Dutch Court Convicts Chinese People-smugglers

The Netherlands' role as a staging post for thousands of UK-bound illegal Chinese immigrants was underscored yesterday after a Dutch court convicted seven members of one of Europe's biggest human trafficking gangs of smuggling people into Britain. A Rotterdam court found two of the seven...
The Netherlands' role as a staging post for thousands of UK-bound illegal Chinese immigrants was underscored yesterday after a Dutch court convicted seven members of one of Europe's biggest human trafficking gangs of smuggling people into Britain.
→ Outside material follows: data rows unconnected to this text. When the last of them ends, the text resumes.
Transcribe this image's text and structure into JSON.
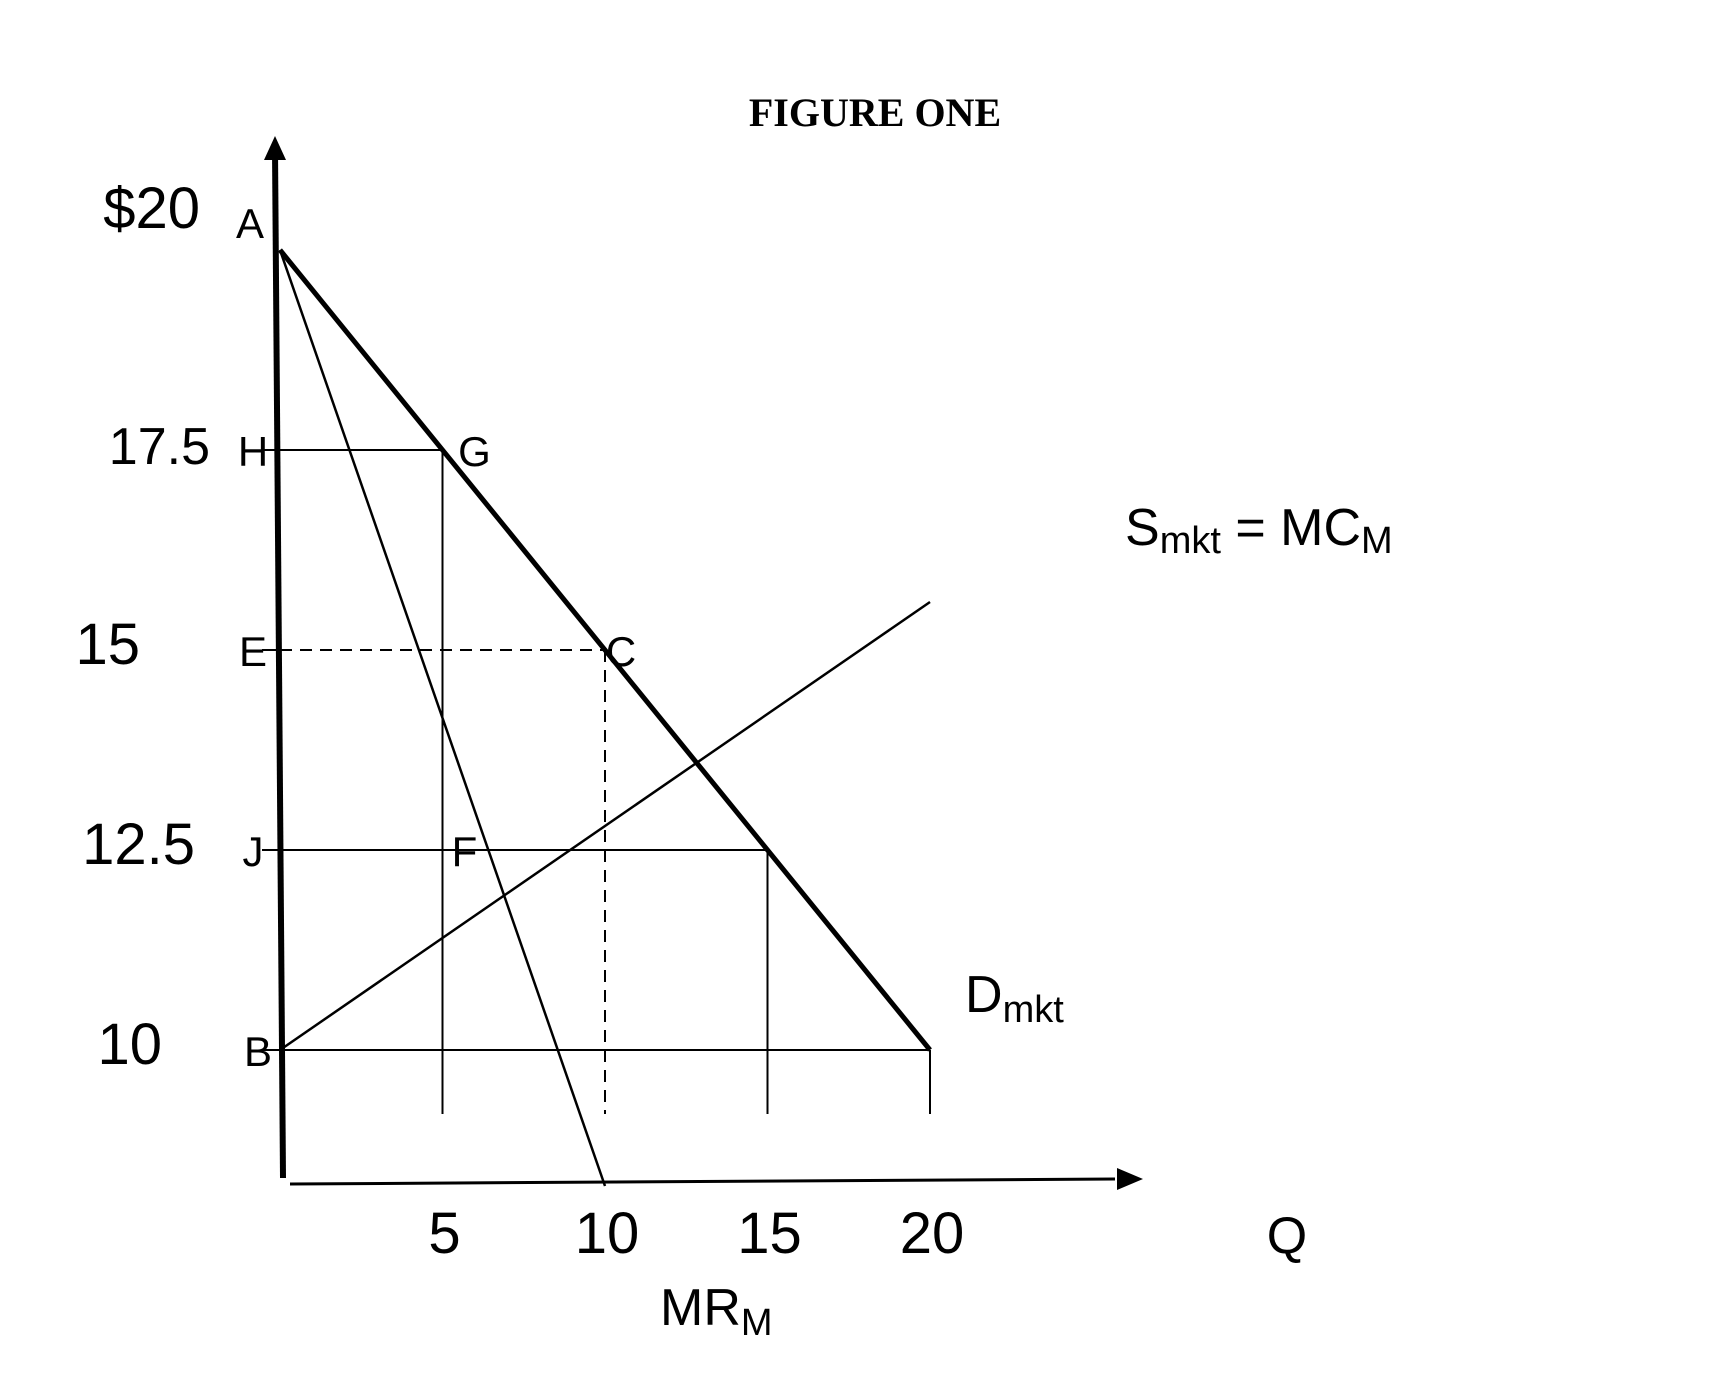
{
  "chart_data": {
    "type": "line",
    "title": "FIGURE ONE",
    "xlabel": "Q",
    "ylabel": "",
    "xlim": [
      0,
      30
    ],
    "ylim": [
      9.2,
      20.8
    ],
    "x_ticks": [
      {
        "value": 5,
        "label": "5"
      },
      {
        "value": 10,
        "label": "10"
      },
      {
        "value": 15,
        "label": "15"
      },
      {
        "value": 20,
        "label": "20"
      }
    ],
    "y_ticks": [
      {
        "value": 20,
        "label": "$20",
        "point": "A"
      },
      {
        "value": 17.5,
        "label": "17.5",
        "point": "H"
      },
      {
        "value": 15,
        "label": "15",
        "point": "E"
      },
      {
        "value": 12.5,
        "label": "12.5",
        "point": "J"
      },
      {
        "value": 10,
        "label": "10",
        "point": "B"
      }
    ],
    "series": [
      {
        "key": "demand",
        "name": "Dmkt",
        "name_main": "D",
        "name_sub": "mkt",
        "points": [
          [
            0,
            20
          ],
          [
            20,
            10
          ]
        ]
      },
      {
        "key": "supply",
        "name": "Smkt = MCM",
        "name_parts": [
          "S",
          "mkt",
          " = MC",
          "M"
        ],
        "points": [
          [
            0,
            10
          ],
          [
            20,
            15.6
          ]
        ]
      },
      {
        "key": "mr",
        "name": "MRM",
        "name_main": "MR",
        "name_sub": "M",
        "points": [
          [
            0,
            20
          ],
          [
            10,
            8.3
          ]
        ]
      }
    ],
    "points": [
      {
        "label": "A",
        "x": 0,
        "y": 20
      },
      {
        "label": "G",
        "x": 5,
        "y": 17.5
      },
      {
        "label": "C",
        "x": 10,
        "y": 15
      },
      {
        "label": "F",
        "x": 5,
        "y": 12.5
      },
      {
        "label": "B",
        "x": 0,
        "y": 10
      },
      {
        "label": "H",
        "x": 0,
        "y": 17.5
      },
      {
        "label": "E",
        "x": 0,
        "y": 15
      },
      {
        "label": "J",
        "x": 0,
        "y": 12.5
      }
    ],
    "guides": [
      {
        "style": "solid",
        "from": [
          0,
          17.5
        ],
        "to": [
          5,
          17.5
        ]
      },
      {
        "style": "solid",
        "from": [
          5,
          17.5
        ],
        "to": [
          5,
          9.2
        ]
      },
      {
        "style": "dashed",
        "from": [
          0,
          15
        ],
        "to": [
          10,
          15
        ]
      },
      {
        "style": "dashed",
        "from": [
          10,
          15
        ],
        "to": [
          10,
          9.2
        ]
      },
      {
        "style": "solid",
        "from": [
          0,
          12.5
        ],
        "to": [
          15,
          12.5
        ]
      },
      {
        "style": "solid",
        "from": [
          15,
          12.5
        ],
        "to": [
          15,
          9.2
        ]
      },
      {
        "style": "solid",
        "from": [
          0,
          10
        ],
        "to": [
          20,
          10
        ]
      },
      {
        "style": "solid",
        "from": [
          20,
          10
        ],
        "to": [
          20,
          9.2
        ]
      }
    ],
    "grid": false
  }
}
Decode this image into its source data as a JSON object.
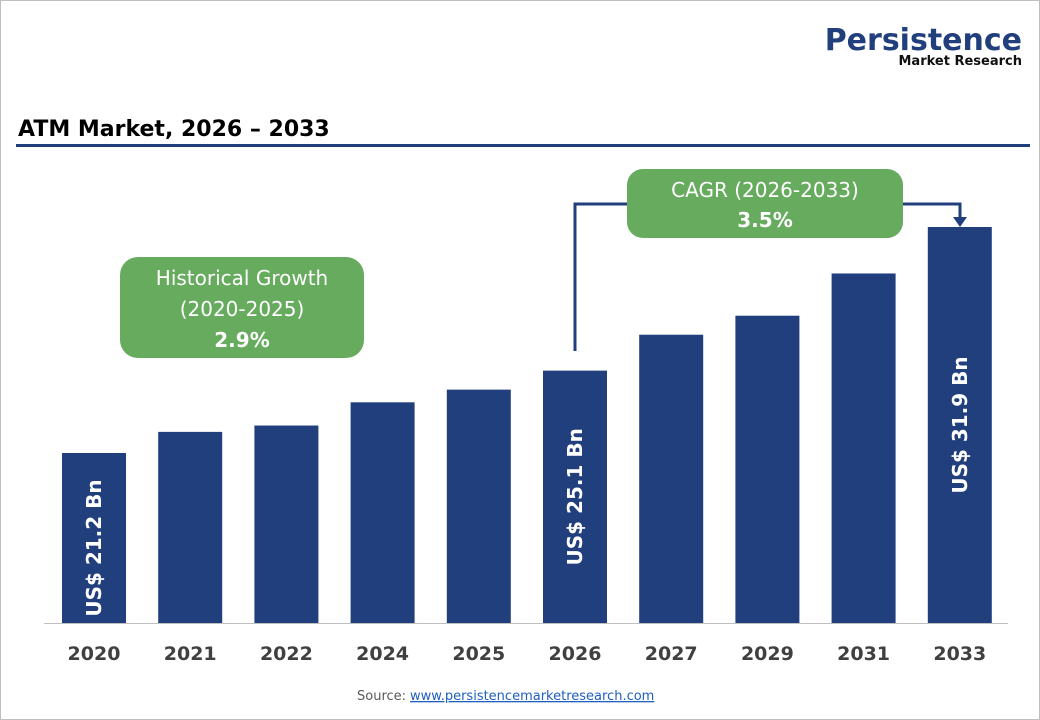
{
  "logo": {
    "name": "Persistence",
    "tagline": "Market Research"
  },
  "chart_data": {
    "type": "bar",
    "title": "ATM Market, 2026 – 2033",
    "categories": [
      "2020",
      "2021",
      "2022",
      "2024",
      "2025",
      "2026",
      "2027",
      "2029",
      "2031",
      "2033"
    ],
    "values": [
      21.2,
      22.2,
      22.5,
      23.6,
      24.2,
      25.1,
      26.8,
      27.7,
      29.7,
      31.9
    ],
    "data_labels": {
      "0": "US$ 21.2 Bn",
      "5": "US$ 25.1 Bn",
      "9": "US$ 31.9 Bn"
    },
    "xlabel": "",
    "ylabel": "",
    "grid": false,
    "bar_color": "#213f7d",
    "annotations": {
      "historical": {
        "line1": "Historical Growth",
        "line2": "(2020-2025)",
        "value": "2.9%"
      },
      "cagr": {
        "line1": "CAGR (2026-2033)",
        "value": "3.5%"
      },
      "box_color": "#66ab5e"
    }
  },
  "source": {
    "label": "Source:",
    "link": "www.persistencemarketresearch.com"
  }
}
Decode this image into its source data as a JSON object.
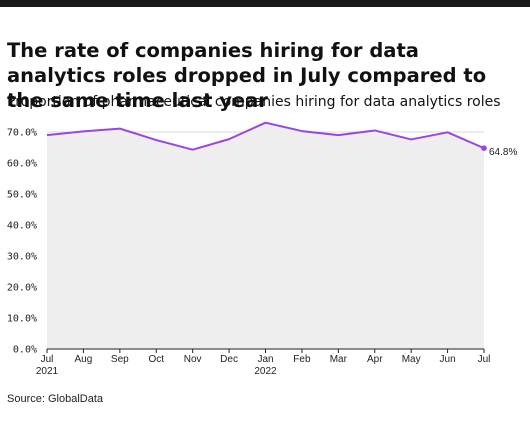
{
  "title": "The rate of companies hiring for data analytics roles dropped in July compared to the same time last year",
  "subtitle": "Proportion of pharmaceutical companies hiring for data analytics roles",
  "source": "Source: GlobalData",
  "colors": {
    "line": "#9b45e0",
    "area": "#eeeeee",
    "grid": "#d9d9d9",
    "topbar": "#1a1a1a"
  },
  "chart_data": {
    "type": "area",
    "title": "The rate of companies hiring for data analytics roles dropped in July compared to the same time last year",
    "subtitle": "Proportion of pharmaceutical companies hiring for data analytics roles",
    "categories": [
      "Jul 2021",
      "Aug",
      "Sep",
      "Oct",
      "Nov",
      "Dec",
      "Jan 2022",
      "Feb",
      "Mar",
      "Apr",
      "May",
      "Jun",
      "Jul"
    ],
    "x_tick_labels": [
      {
        "line1": "Jul",
        "line2": "2021"
      },
      {
        "line1": "Aug",
        "line2": ""
      },
      {
        "line1": "Sep",
        "line2": ""
      },
      {
        "line1": "Oct",
        "line2": ""
      },
      {
        "line1": "Nov",
        "line2": ""
      },
      {
        "line1": "Dec",
        "line2": ""
      },
      {
        "line1": "Jan",
        "line2": "2022"
      },
      {
        "line1": "Feb",
        "line2": ""
      },
      {
        "line1": "Mar",
        "line2": ""
      },
      {
        "line1": "Apr",
        "line2": ""
      },
      {
        "line1": "May",
        "line2": ""
      },
      {
        "line1": "Jun",
        "line2": ""
      },
      {
        "line1": "Jul",
        "line2": ""
      }
    ],
    "values": [
      69.0,
      70.2,
      71.1,
      67.4,
      64.3,
      67.7,
      73.0,
      70.3,
      69.0,
      70.5,
      67.6,
      69.9,
      64.8
    ],
    "end_label": "64.8%",
    "y_ticks": [
      "0.0%",
      "10.0%",
      "20.0%",
      "30.0%",
      "40.0%",
      "50.0%",
      "60.0%",
      "70.0%"
    ],
    "y_tick_values": [
      0,
      10,
      20,
      30,
      40,
      50,
      60,
      70
    ],
    "ylim": [
      0,
      70
    ],
    "grid": true,
    "legend": "none",
    "xlabel": "",
    "ylabel": ""
  }
}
A Rotterdam court found two of the seven Chinese defendants guilty of helping to organise the tragic passage of the "Dover 58" who suffocated to death in the back of a lorry in June 2000, but acquitted the gang's alleged ringleader of involvement in the incident.

Nine people have already been jailed for their parts in the Dover tragedy, including the Dutch lorry driver, who was jailed for 14 years.

However, the court said yesterday that the Dover incident was just one of many such trips and found all seven gang members guilty of masterminding the transit of thousands of illegal immigrants from rural China to the UK.

It imposed jail sentences of between 18 months and six years.

The presiding judge, Pauline Hofmeyer, identified a woman known as Jing Ping Chen or "Sister P" as the senior figure in the gang.

A statement from one witness called Chen "a dangerous woman, the snake's head of the entire Dutch smuggling operation".

As one of Europe's most successful people smugglers she was expected to be given a stiff prison term but in the event was only given a three year sentence and fined £9,000.

Conversely, the court reserved its harshest tariff - six years - for a man identified as Mr Yu who was found guilty of complicity in the Dover transport.

Prosecutors, who had demanded 10-year jail terms for some of the suspects, said that they would appeal for tougher jail terms. Chen's lawyers also vowed to appeal.

Immigrants paid the gang up to £20,000 each to travel to the Netherlands and then faced a further fee of up to £8,000 in order to cross the Channel.